E siccome spesso dietro un bel film c’è una straordinaria storia vera - che è diventata anche un libro a firma della cronista Vanessa Schneider, in uscita il 4 aprile per Barbès - il patto di queste 17 ragazze è lo stesso che nell’autunno del 2008 fu stretto a Gloucester, Massachussets, da 17 vere liceali. Il posto è piccolo, una cittadina di pescatori, e la gente comincia a mormorare quando venne a galla che un insolito numero di ragazze passa dall’infermeria della scuola per chiedere i test di gravidanza. Ora di maggio, le ragazze erano aumentate e andate e tornate diverse volte per verificare se fossero incinte: «La cosa strana - dichiarò all’epoca uno dei responsabili dell’istituto scolastico - è che sembravano contrariate quando gli si diceva che il test era negativo».

Confessarono, quelle future madri nessuna delle quali superava i 16 anni: vogliamo avere bambini nostri e vogliamo crescerli tutte insieme. Certo, poi si scoprì che uno dei padri aveva superato i 24 anni.
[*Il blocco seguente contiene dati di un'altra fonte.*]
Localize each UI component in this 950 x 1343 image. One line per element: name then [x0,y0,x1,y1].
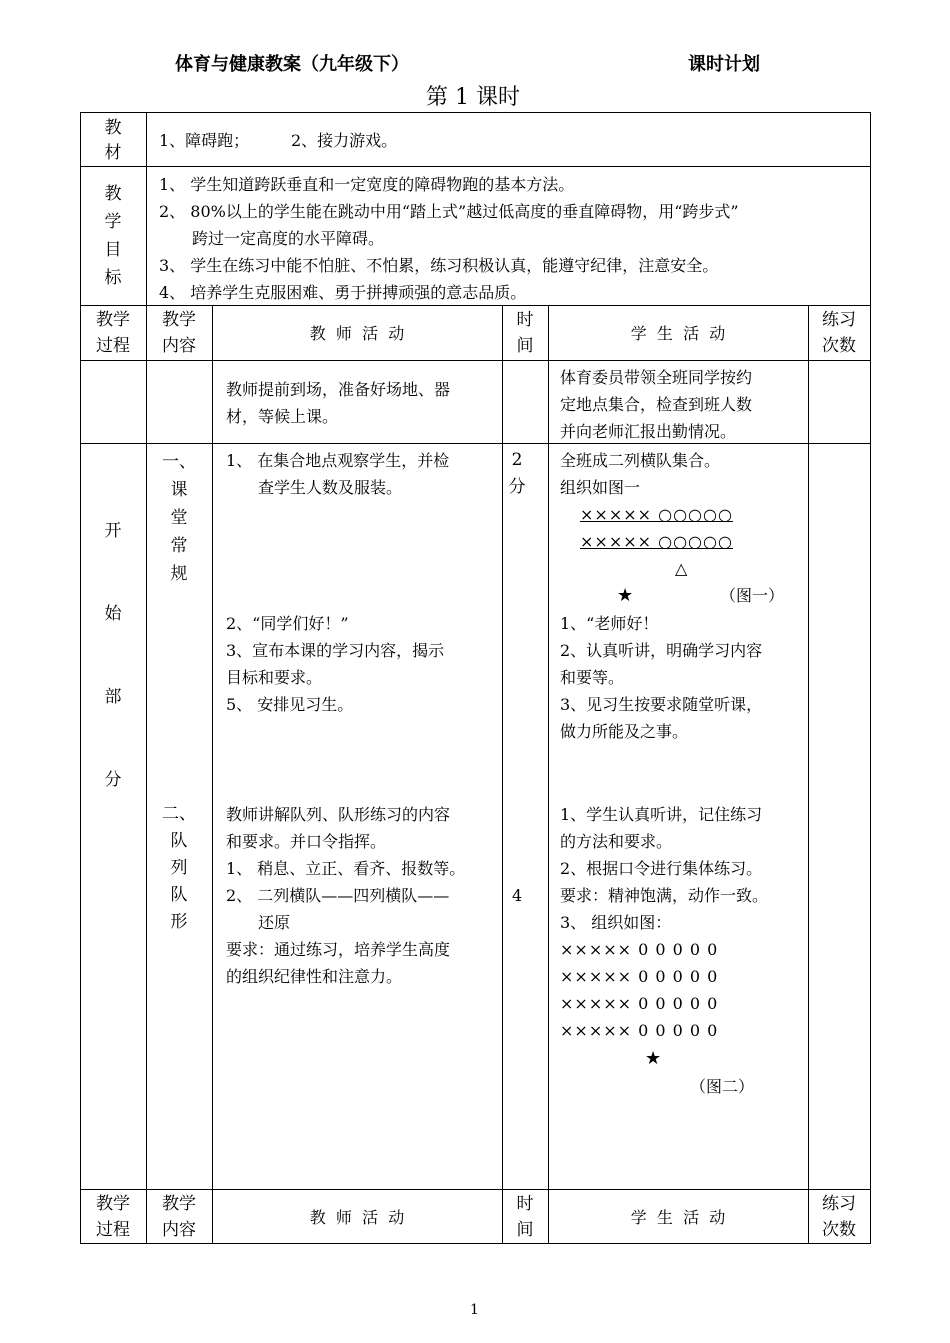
figure-2-row-1: ××××× 0 0 0 0 0 [560,940,719,959]
materials-item-1: 1、障碍跑； [159,131,250,150]
student-1-line-1: 全班成二列横队集合。 [560,451,721,470]
teacher-3-line-2: 和要求。并口令指挥。 [226,832,387,851]
teacher-2-line-4: 5、 安排见习生。 [226,695,354,714]
col-content-header-bottom: 教学 内容 [162,1194,196,1240]
star-icon: ★ [617,585,634,606]
teacher-1-line-2: 查学生人数及服装。 [258,478,403,497]
triangle-icon: △ [675,559,688,578]
teacher-3-line-7: 的组织纪律性和注意力。 [226,967,403,986]
student-3-line-5: 3、 组织如图： [560,913,672,932]
teacher-3-line-5: 还原 [258,913,291,932]
student-2-line-3: 和要等。 [560,668,625,687]
time-routine: 2 分 [508,450,526,497]
prep-teacher-1: 教师提前到场，准备好场地、器 [226,380,451,399]
figure-1-caption: （图一） [720,586,785,605]
objectives-label: 教 学 目 标 [104,184,122,288]
prep-student-1: 体育委员带领全班同学按约 [560,368,753,387]
student-3-line-4: 要求：精神饱满，动作一致。 [560,886,769,905]
teacher-2-line-1: 2、“同学们好！” [226,614,349,633]
teacher-3-line-4: 2、 二列横队——四列横队—— [226,886,450,905]
objective-2: 2、 80%以上的学生能在跳动中用“踏上式”越过低高度的垂直障碍物，用“跨步式” [159,202,739,221]
teacher-2-line-3: 目标和要求。 [226,668,323,687]
col-time-header: 时 间 [516,310,534,356]
prep-student-3: 并向老师汇报出勤情况。 [560,422,737,441]
teacher-2-line-2: 3、宣布本课的学习内容，揭示 [226,641,445,660]
figure-1-row-2: ××××× ○○○○○ [580,532,733,551]
figure-2-row-3: ××××× 0 0 0 0 0 [560,994,719,1013]
student-2-line-1: 1、“老师好！ [560,614,659,633]
time-formation: 4 [512,886,523,905]
objective-4: 4、 培养学生克服困难、勇于拼搏顽强的意志品质。 [159,283,527,302]
student-3-line-3: 2、根据口令进行集体练习。 [560,859,763,878]
objective-3: 3、 学生在练习中能不怕脏、不怕累，练习积极认真，能遵守纪律，注意安全。 [159,256,719,275]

E certo, se nessuna di loro accettò di farsi intervistare, fu Amanda Ireland, una compagna più grande e già diplomata, una che aveva appena avuto un bambino e lo aveva portato a scuola, a dire ai giornali che era stata lei l’origine del patto: «Erano così eccitate all’idea che avrebbero potuto averne uno anche loro, avere finalmente qualcuno che le amasse incondizionatamente. Ho cercato di spiegargli che sarebbe stato difficile sentirsi amate da un bambino che urla alle 3 di notte perché ha fame».
La tesi di Amanda è la stessa che nel film esprime anche la madre infermiera a Camille, la prima a rimanere incinta: «Avrai una piccola vita di merda. Per te è finita».

È vero, la maggior parte delle adolescenti che restano incinte sono adolescenti che non decidono, un bambino, di averlo. Ma di «tenerlo», come accade a Sam e Alicia, i sedicenni di Tutto per una ragazza di Nick Hornby.

O di darlo in adozione invece di abortire, come accadeva all’adolescente Juno nel film di Jason Reitman scritto da Diablo Cody. Ma ci sembra che la rivoluzione di questa storia stia proprio in questo: 17 donne che hanno deciso che nessuno può decidere per loro e insieme hanno scelto la vita. Per prime e per sempre.